The Wind: It was a wild day that for some reason brought out hordes of people – why everyone wanted to be out doing “whatever” in the midst of the torrential downpour was a mystery to me – and yet there we were as well. It was last Sunday’s 13 Ik’ – transformational wind, breath, spirit – at the end of the last trecena, and “something” was in the air. It was something disturbing and unnerving, that seemed to be playing havoc with electronics – “something” that even zapped the exit terminal that was supposed to read our parking receipt to let us out of an underground parking lot, but didn’t . . . . requiring an on-foot search for the reclusive parking lot attendant who eventually appeared (30 min. later) to manually lift the bar that was holding us (and many others) hostage.
We found out later that this “transformational spirit” energy was doing just that – as one of Canada’s most honoured, respected, and beloved journalists passed to a higher plane. On this day Canada lost Roy Peterson, one of the greatest political cartoonists the world has ever known. His work had graced the pages of The Vancouver Sun for 47 years. He had won seven National Newspaper awards, more than any other journalist, and he had been awarded the Order of Canada. His work never ceased to amaze – the unsurpassed artistry of his pieces, his wit, his humour; it was a joy to open the paper in the morning to see what magic he had created to highlight the latest political absurdity. And he was now gone. No wonder it was unnerving!!
Over the past few days a number of tributes to Roy have appeared in print and on the internet. One of the best can be found here, at filibustercartoons.com, in an article that includes many exquisite examples of his works.
For those who would like to reflect back on his amazing body of work SFU has a great online library of his masterpieces, which can be found at http://edocs.lib.sfu.ca/cgi-bin/Cartoons (just type in Roy Peterson and 695 glorious cartoons will present themselves for your viewing pleasure).
Fare thee well, Roy. Your passage was felt by many and I know that I speak for hundreds of thousands when I say that you will be greatly missed.
The Darkness: It was also the eve of 1 Ak’b’al – the dreaming, darkness-oriented energy that has a history of bringing forth such things as blackouts and shutdowns. And the U.S. government was in the midst of doing just that. Among the many spectacular shutdowns that have happened under this enigmatic influence was the Fall of Rome, attributed specifically to the day that Rome was sacked in the year 410, which equates to Maya day 1 Ak’b’al. Turmoil reigned on that day and thousands of lives were changed or lost. And so as this trecena unfolds at the present time hundreds of thousands await – some with empty stomachs and empty coffers – to see what the fates will bring.

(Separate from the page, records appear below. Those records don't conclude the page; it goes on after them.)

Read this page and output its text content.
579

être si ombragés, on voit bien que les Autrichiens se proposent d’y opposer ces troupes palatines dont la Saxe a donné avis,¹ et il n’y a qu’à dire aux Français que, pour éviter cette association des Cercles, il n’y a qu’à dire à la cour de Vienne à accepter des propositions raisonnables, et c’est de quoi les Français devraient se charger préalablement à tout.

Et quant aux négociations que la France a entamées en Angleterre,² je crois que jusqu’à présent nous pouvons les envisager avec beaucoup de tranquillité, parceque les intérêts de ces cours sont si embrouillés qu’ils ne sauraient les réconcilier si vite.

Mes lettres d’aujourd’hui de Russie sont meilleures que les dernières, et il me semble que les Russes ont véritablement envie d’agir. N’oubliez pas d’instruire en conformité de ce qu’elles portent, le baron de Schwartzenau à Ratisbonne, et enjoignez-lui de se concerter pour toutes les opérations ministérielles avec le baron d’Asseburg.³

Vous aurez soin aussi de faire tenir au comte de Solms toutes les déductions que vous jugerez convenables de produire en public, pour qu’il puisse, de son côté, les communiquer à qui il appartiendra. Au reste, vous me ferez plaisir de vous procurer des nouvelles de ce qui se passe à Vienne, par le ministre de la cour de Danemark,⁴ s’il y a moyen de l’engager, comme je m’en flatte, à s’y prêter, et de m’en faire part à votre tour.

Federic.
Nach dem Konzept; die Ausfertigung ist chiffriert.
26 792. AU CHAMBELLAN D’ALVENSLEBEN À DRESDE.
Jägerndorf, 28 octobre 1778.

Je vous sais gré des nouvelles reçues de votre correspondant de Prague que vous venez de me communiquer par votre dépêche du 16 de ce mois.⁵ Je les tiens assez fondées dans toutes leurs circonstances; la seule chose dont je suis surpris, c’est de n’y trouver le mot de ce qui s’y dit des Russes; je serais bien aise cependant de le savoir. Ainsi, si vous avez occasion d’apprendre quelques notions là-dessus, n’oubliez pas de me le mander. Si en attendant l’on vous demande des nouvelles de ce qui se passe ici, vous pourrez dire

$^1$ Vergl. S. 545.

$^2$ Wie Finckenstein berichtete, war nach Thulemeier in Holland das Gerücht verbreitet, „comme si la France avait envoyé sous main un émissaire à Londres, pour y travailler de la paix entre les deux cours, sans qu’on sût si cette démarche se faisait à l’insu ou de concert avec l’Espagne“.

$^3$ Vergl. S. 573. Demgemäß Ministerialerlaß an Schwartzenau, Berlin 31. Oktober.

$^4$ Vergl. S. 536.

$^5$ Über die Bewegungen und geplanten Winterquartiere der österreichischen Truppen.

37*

The Red-Crested Woodpecker: Ah, lovely 3 Chikchan (Oct. 2) – the “activation of Lifeforce” – this is a Burner Day that always seems to hold some sort of promise. And on a morning walk with my four-legged goddess yesterday a Lifeforce vision appeared in the form of a gorgeous red-crested woodpecker that flew in and landed on a large tree right in front of us – and then tapped its way straight up to the top.
“It’s time for renewal,” he seemed to be saying, and his gorgeous red plumage seemed to be emblematic of the East and the rising sun, an echo of the red aligned with Chikchan’s serpentine energy. Known for its drumming, the pileated woodpecker is symbolically connected to the heartbeat and the sacred rhythms of life. Its superb demonstration of how to climb and drum at the same time provided a spectacular illustration of what can be accomplished through balance and focus – a great reminder that even in the darkness there is hope – and light – and the promise of new possibilities.